После визита 16 октября в Ставку князь Г.Е. Львов восстановил связь с А.А. Клоповым. Этот 75-летний чиновник, находившийся на тот момент в Петрограде, за неделю успел посетить великих князей в Крыму, а 24 октября уже направил телеграмму Г.Е. Львову из Киева[304]. Из своих бумаг А.А. Клопов извлек записку, написанную еще 7 марта 1916 г., в которой высказывалась мысль о создании ответственного министерства, возглавить которое должен был князь Г.Е. Львов. На тот же пост рекомендовался и министр просвещения граф П.Н. Игнатьев. Авторство данной записки долгое время было спорным вопросом. Но благодаря недавно проведенным исследованиям Б.М. Витенберга, можно утверждать, что автором записки был Я.В. Глинка (начальник канцелярии Государственной думы), который, однако, скрыл факт ее написания от своего патрона – М.В. Родзянко. Дело в том, что Я.В. Глинка являлся сторонником ответственного перед Думой кабинета, в то время как М.В. Родзянко предпочитал добиваться «создания объединенного правительства из лиц, пользующихся доверием страны». К тому же эта акция проводилась в интересах князя Г.Е. Львова[305]. Однако по неизвестным причинам от замысла послать записку императору в марте 1916 г. авторы отказались. А 26 октября эту же записку прочитал великий князь Николай Михайлович и вычеркнул из нее имя графа П.Н. Игнатьева, сопроводив свое решение замечанием: «Не надо портить положение графа Игнатьева»[306]. Николай Михайлович, хорошо зная характер Николая II, считал, что ему нельзя навязывать конкретных лиц. Кроме того, он не считал П.Н. Игнатьева подходящей кандидатурой на главный пост в правительстве, поскольку спустя лишь неделю упоминает в качестве претендентов на него только А.Ф. Трепова, А.В. Кривошеина и И.Г. Григоровича[307]. В целом Николай Михайлович одобрил записку, оставив в ее конце следующую пометку: «В общем хорошо, ясно и тепло. Да благословит Вас Господь! Н.М. 26.10. 1916 г.»[308]. Скорее всего, Николай Михайлович просматривал записку в Киеве, где находился в конце октября. Примечательно, что 26 октября местные газеты сообщили о приезде в Киев Я.В. Глинки[309].
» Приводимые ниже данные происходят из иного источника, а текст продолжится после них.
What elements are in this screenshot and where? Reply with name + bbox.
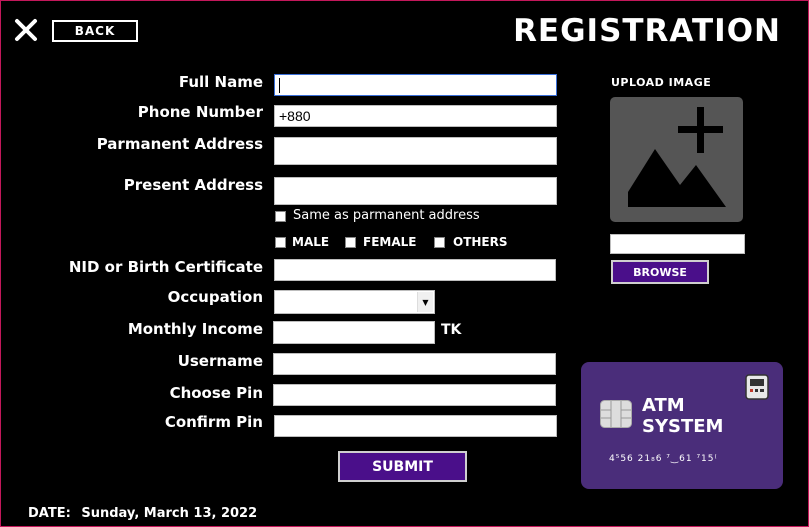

28 октября в Киев на свидание с матерью, вдовствующей императрицей Марией Федоровной, прибыл Николай II, пробыл в городе два дня, к этому времени в городе из лиц императорской фамилии находились лишь великие князья Павел Александрович, Александр Михайлович и великие княгини Ольга Александровна и Мария Павловна (младшая)[310]. Свитские генералы Б.М. Петрово-Соловово и А.Н. Граббе сообщали протопресвитеру русской армии и флота отцу Георгию Шавельскому, что в этот приезд между Марией Федоровной и императором состоялся разговор, в котором вдовствующая императрица много говорила с сыном о «внутреннем положении государства». Однако они достоверно не знали о содержании разговора[311]. Кроме того, с Николаем II говорил о необходимости удаления Г.Е. Распутина и один из ближайших друзей Марии Федоровны 78-летний принц А.П. Ольденбургский, который при этом даже расплакался и вызвал слезы у Николая II[312]. В дневнике вдовствующей императрицы имеются сведения об этом визите, в ходе которого она лишь один раз встречалась с сыном наедине. «За обедом был только Ники, беседовали обо всем понемножку. В 10 часов вечера он уехал. Два таких счастливых дня осталось позади»[313].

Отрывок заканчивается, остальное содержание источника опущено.